In past years, whenever I have celebrated the Mass of the Lord’s Supper, I have preached about the Eucharist, the priesthood, and the other obvious themes that Holy Thursday suggests, but I have always avoided any references to Passover. Just the opposite, on Good Friday I have usually used that day’s Gospel’s Passover imagery as a major reference point in preaching.
That the gospels invest the Last Supper with Passover motifs is undeniable, nor should it seem at all problematic. It may, however, be problematic if we start getting focused (as our symbolically starved, fundamentalistic modern style may incline us to focus) on the Last Supper as a sort of “Christian seder.” That can lead to all sorts of liturgical abuses (which were not exactly unknown back in the 1970s). Such an approach may diminish the ability to appreciate the actual Passover seder’s authentically Jewish character. (On the other hand, I’m all for Christians attending actual seders, if invited, or even having demonstration seders - apart from the liturgy - as a way of learning about both biblical and modern Judaism).
And it is not just the authentically Jewish character of Passover which we may risk not appreciating, but the Christian Passover as well. Liturgy and tradition have always spoken of Easter as the Christian Passover.
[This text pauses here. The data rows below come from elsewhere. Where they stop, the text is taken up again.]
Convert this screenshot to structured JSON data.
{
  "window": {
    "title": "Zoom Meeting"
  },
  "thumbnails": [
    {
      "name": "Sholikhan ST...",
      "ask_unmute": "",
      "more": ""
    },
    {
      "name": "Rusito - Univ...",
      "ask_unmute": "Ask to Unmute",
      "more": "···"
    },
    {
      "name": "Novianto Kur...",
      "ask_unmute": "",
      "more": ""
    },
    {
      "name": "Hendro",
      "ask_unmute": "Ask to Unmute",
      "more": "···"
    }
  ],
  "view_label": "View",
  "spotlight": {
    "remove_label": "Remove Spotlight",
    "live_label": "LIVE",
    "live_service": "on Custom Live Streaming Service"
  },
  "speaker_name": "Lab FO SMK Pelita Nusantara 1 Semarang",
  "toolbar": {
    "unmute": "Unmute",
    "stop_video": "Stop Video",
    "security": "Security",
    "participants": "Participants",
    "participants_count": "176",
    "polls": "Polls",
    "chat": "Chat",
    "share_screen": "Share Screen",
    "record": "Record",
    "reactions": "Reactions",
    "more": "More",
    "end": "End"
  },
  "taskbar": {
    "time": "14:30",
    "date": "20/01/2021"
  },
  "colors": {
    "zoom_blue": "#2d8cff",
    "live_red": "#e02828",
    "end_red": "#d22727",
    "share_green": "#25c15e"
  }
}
As if to bring that point home, the traditional Easter Vigil repeated Exodus 12:1-11, and even the contemporary ritual still retains the powerful account of the deliverance of the Israelites from the Egyptians at the Red Sea Exodus 14:15-15:1. It is, after all, on Saturday night – not Thursday – that the Church will exultantly proclaim: These then are the feasts of Passover, in which is slain the Lamb, the one true Lamb, whose Blood anoints the door-posts of believers. This is the night, when once you led our forebears, Israel’s children from slavery in Egypt and made them pass dry-shod through the Red Sea.